Demandez à l'Oracle Vous-même

Personne ne pose cette question par hasard. Vous la posez au chevet du lit, dans le parking de l'hôpital, à trois heures du matin quand la maison est trop silencieuse. Vous la posez parce que quelque chose que vous aimez a été retiré du monde et vous ne pouvez pas accepter que ce retrait soit la phrase finale.

Chaque tradition de sagesse est, d'une manière ou d'une autre, une réponse soutenue à cette question. Et les réponses ne sont pas des variations sur un thème. Certaines traditions promettent la continuité. D'autres promettent la dissolution. Certaines refusent de promettre quoi que ce soit et vous renvoient au chevet avec un ensemble d'yeux différent.

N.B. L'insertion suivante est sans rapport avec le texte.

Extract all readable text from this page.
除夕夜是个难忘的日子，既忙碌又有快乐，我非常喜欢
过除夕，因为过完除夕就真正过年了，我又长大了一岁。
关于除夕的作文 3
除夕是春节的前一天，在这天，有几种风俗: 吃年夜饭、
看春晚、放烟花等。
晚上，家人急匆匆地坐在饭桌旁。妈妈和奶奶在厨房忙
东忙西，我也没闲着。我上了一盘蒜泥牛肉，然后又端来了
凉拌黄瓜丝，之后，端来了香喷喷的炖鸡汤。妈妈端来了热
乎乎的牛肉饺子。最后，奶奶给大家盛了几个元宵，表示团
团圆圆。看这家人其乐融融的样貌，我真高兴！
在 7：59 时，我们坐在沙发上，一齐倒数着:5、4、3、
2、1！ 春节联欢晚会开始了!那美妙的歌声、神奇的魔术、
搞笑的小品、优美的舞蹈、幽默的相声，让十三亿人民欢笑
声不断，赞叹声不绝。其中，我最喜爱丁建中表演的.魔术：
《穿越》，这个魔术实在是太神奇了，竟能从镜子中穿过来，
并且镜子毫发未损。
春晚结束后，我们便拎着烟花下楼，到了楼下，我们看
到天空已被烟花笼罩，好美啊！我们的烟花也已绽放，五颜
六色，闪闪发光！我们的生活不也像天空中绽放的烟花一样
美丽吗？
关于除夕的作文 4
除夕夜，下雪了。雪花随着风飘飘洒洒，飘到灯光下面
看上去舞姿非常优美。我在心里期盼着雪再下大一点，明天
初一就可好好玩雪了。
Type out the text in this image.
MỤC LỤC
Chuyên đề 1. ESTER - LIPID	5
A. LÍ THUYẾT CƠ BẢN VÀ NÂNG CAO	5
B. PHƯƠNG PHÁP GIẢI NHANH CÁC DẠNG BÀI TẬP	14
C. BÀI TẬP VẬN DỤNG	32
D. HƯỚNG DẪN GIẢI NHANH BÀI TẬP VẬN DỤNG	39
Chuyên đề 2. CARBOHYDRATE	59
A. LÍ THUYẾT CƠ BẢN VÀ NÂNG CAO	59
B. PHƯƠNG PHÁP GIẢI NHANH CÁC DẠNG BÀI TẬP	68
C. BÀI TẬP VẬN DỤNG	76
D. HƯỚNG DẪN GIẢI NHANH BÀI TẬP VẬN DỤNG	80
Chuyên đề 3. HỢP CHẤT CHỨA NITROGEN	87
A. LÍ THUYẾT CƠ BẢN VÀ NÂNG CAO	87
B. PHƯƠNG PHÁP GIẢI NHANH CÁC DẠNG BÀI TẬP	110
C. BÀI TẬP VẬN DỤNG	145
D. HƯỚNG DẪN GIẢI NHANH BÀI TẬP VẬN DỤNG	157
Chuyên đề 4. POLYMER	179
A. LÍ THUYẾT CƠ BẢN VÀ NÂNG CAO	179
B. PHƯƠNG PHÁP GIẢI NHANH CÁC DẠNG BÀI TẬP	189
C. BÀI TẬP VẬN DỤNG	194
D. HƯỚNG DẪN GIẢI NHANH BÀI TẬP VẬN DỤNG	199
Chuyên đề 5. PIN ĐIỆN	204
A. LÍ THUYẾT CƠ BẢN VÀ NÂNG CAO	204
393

Voici cinq des réponses les plus sérieuses que les humains aient construites — résumées avec aussi peu de jargon théologique et autant d'honnêteté que nous pouvons le gérer.

Cinq Perspectives

Les traditions répondent.

CHR

Christianisme

Le corps n'est pas jeté.

Le christianisme n'enseigne pas ce que la plupart des gens pensent qu'il enseigne. L'idée d'une âme désincarnée flottant vers un nuage est plus proche de la philosophie grecque que du Nouveau Testament. Ce sur lequel le christianisme repose tout son poids est la résurrection corporelle — une nouvelle création, une vie physique refaite. Jésus mange du poisson après sa résurrection. Il n'est pas un fantôme. La promesse n'est pas que vous échapperez à votre corps mais que votre corps sera ressuscité et racheté. La mort est réelle. Le chagrin est réel. Mais dans cette tradition, ce n'est pas la dernière parole.

La mort a été engloutie par la victoire.

1 Corinthiens 15:54
BOU

Bouddhisme

Quelque chose continue. Ce n'est pas vous.

Le bouddhisme est la plus philosophiquement prudente des traditions sur cette question. Il n'enseigne pas une âme immortelle. Il n'enseigne pas non plus que la mort est la fin. Ce qu'il enseigne, c'est que la chaîne de causes et de conditions qui a produit cette vie en produira une autre — comme une flamme de bougie en allume une autre sans que la première flamme ne « voyage ». La chose que vous appelez « moi » a toujours été un processus, pas une possession. Ce qui continue après la mort, c'est l'élan. Le Chemin Octuple est la façon dont vous changez la direction de cet élan avant que la flamme ne passe.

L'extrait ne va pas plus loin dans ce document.